Two commissions have written up that NASA culture is a major cause of our
two shuttle accidents. They site that engineers are afraid to speak up
as part of the problem.

My question is this: Is the culture worse at NASA than other places, or
does NASA have problems that are in other industries, and these other
places get away with it because the problem with their culture doesn't
result in a highly visible catastrophic event. Maybe a comparison to oil
refineries and chemical plants would be useful. In these industries,
catastrophic events can happen if the culture allows unsafe practices to
continue to happen.


There are companies in the US that take a "shoot the messenger" approach
to management. Consequently, middle to upper management in those
companies always hear that "everything is fine" even when the schedules
keep slipping, customers keep complaining, etc.

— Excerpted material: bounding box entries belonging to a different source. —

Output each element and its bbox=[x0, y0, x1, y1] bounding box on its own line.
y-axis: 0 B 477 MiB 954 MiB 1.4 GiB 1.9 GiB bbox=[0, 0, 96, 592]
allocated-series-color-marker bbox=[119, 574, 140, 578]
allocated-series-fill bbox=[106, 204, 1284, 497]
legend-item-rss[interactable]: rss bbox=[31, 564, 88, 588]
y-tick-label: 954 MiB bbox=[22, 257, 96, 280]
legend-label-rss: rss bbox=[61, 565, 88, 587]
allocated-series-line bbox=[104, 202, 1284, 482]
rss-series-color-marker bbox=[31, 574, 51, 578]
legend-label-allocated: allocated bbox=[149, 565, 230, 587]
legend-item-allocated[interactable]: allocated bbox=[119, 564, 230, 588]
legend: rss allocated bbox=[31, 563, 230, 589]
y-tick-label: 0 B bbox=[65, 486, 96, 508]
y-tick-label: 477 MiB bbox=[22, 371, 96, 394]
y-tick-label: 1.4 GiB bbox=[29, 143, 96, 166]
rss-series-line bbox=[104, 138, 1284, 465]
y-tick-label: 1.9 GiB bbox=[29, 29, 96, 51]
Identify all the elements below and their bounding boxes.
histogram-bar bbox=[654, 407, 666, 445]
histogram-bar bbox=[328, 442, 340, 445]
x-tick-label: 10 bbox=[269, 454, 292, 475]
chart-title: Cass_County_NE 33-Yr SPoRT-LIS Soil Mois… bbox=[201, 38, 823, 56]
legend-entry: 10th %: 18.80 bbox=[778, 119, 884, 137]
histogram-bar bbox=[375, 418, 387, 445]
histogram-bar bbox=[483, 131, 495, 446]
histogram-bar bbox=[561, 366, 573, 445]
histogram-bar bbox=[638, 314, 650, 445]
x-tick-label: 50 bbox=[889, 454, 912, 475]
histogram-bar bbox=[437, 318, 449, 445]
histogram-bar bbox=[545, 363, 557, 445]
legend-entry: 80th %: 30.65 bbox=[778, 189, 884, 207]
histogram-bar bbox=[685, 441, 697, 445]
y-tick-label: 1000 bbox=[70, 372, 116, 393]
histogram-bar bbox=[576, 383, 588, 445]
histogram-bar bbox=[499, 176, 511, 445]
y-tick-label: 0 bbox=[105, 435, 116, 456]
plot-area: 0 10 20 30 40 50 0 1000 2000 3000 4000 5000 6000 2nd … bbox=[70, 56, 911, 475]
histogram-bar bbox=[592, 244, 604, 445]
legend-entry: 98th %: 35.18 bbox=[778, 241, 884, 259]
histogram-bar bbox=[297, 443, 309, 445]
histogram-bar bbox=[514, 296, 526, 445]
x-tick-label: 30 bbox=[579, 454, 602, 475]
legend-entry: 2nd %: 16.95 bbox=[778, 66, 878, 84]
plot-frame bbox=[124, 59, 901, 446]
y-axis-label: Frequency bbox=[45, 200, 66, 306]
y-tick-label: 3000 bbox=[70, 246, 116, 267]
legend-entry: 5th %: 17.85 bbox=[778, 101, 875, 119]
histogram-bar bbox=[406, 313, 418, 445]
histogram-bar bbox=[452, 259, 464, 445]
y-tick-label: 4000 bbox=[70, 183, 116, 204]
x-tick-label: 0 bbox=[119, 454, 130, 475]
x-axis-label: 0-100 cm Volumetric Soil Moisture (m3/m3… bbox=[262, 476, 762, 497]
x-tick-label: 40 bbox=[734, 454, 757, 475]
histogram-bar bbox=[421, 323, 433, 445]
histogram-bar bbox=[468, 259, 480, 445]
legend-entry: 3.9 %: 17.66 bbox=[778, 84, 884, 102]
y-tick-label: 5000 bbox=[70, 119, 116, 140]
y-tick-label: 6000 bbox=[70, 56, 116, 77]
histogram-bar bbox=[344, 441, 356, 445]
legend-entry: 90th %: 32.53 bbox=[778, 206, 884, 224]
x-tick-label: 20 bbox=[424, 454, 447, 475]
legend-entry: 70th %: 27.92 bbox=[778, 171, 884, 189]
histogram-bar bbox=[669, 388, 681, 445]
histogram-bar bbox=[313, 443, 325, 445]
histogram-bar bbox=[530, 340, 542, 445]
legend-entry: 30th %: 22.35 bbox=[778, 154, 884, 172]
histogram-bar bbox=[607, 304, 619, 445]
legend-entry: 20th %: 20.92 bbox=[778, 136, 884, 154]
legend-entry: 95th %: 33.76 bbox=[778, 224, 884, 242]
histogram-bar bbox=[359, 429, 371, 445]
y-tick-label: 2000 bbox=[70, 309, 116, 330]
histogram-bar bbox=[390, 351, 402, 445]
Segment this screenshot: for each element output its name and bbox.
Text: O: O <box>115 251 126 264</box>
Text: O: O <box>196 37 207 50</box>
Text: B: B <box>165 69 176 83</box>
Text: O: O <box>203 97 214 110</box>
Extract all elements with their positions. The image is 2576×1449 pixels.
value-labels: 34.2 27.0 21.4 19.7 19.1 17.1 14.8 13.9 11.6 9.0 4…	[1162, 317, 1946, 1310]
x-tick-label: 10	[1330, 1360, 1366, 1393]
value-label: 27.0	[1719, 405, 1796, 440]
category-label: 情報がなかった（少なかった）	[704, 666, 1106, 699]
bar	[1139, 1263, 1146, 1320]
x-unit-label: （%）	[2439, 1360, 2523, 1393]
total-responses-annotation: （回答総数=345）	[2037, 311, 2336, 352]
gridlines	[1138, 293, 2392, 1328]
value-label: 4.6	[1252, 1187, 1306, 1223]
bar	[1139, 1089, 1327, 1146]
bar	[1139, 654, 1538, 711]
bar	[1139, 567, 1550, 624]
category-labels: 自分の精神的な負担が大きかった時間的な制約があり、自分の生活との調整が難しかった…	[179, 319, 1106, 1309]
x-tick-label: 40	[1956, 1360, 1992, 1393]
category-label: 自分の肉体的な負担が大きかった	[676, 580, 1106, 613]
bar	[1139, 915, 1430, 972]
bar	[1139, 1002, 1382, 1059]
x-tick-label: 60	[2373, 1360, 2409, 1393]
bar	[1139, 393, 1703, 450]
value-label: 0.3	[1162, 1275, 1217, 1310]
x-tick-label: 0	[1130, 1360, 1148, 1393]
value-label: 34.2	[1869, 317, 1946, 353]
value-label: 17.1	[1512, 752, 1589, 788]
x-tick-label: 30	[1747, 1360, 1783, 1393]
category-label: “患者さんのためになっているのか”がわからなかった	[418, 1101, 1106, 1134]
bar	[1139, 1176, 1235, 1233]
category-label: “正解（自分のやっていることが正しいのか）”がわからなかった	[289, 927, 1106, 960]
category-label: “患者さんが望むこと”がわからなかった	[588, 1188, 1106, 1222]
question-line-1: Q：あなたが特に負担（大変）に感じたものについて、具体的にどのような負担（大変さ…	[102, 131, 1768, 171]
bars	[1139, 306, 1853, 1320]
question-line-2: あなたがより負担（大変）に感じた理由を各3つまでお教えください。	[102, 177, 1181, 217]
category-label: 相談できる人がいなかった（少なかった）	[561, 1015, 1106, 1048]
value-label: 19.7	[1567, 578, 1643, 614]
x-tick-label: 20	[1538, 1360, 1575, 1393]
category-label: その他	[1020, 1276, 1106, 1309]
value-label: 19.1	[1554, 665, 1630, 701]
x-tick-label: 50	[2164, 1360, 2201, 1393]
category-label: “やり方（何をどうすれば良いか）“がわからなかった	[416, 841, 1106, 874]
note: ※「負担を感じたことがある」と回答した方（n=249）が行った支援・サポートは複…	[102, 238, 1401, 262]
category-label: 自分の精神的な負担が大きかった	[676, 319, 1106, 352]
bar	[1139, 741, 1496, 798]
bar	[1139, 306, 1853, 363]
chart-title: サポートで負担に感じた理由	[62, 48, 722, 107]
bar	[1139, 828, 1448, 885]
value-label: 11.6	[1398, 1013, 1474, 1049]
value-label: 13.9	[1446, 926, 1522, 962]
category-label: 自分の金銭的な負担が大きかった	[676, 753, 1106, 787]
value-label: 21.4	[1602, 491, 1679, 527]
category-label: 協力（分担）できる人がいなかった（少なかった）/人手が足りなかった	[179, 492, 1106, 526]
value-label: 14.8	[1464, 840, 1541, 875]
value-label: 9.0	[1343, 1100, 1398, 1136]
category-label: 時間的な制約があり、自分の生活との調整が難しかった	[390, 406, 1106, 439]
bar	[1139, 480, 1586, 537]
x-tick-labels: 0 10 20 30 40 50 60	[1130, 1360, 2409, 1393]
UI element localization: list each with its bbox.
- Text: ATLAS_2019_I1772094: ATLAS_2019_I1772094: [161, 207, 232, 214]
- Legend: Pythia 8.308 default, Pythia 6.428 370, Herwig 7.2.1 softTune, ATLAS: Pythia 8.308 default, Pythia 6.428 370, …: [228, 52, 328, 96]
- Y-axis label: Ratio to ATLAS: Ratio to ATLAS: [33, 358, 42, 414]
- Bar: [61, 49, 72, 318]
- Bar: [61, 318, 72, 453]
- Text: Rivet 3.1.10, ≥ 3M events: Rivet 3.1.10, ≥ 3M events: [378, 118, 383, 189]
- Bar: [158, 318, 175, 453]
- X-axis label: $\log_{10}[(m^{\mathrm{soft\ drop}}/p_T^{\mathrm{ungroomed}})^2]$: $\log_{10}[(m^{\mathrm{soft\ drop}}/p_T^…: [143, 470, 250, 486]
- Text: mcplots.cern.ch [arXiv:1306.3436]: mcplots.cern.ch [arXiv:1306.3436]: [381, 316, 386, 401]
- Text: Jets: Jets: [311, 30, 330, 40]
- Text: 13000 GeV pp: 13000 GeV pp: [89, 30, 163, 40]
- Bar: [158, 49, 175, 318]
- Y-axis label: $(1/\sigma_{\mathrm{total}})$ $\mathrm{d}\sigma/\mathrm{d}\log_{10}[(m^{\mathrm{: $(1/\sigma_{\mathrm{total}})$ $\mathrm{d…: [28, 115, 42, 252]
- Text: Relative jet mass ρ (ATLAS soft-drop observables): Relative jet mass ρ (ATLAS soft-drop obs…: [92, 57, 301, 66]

In private industry, the bigger problem I'm seeing is sending jobs
overseas. You're replacing highly experienced, highly paid, American
employees with a whole lot of under experienced, low pay (high for their
area) people located in the far east (India, China, South Korea, and etc).
In the end, I think you get what you pay for. From what I've seen,
culturally people in the far east don't like to tell management any sort
of bad news. It seems to be that they don't want their boss to see their
weakness or perhaps it's just that they don't want to disappoint
authority, or something. At any rate, this is so bad that coming from the
US culture, you never know if any of your workers in the far east really
understand what you want them to do.


I found this true in working with programmers from the Far East. They would
say "Yes, I know what you want and can code it." When they didn't
understand a word you said. I learned to look for body language to let me
know they knew what they needed to code.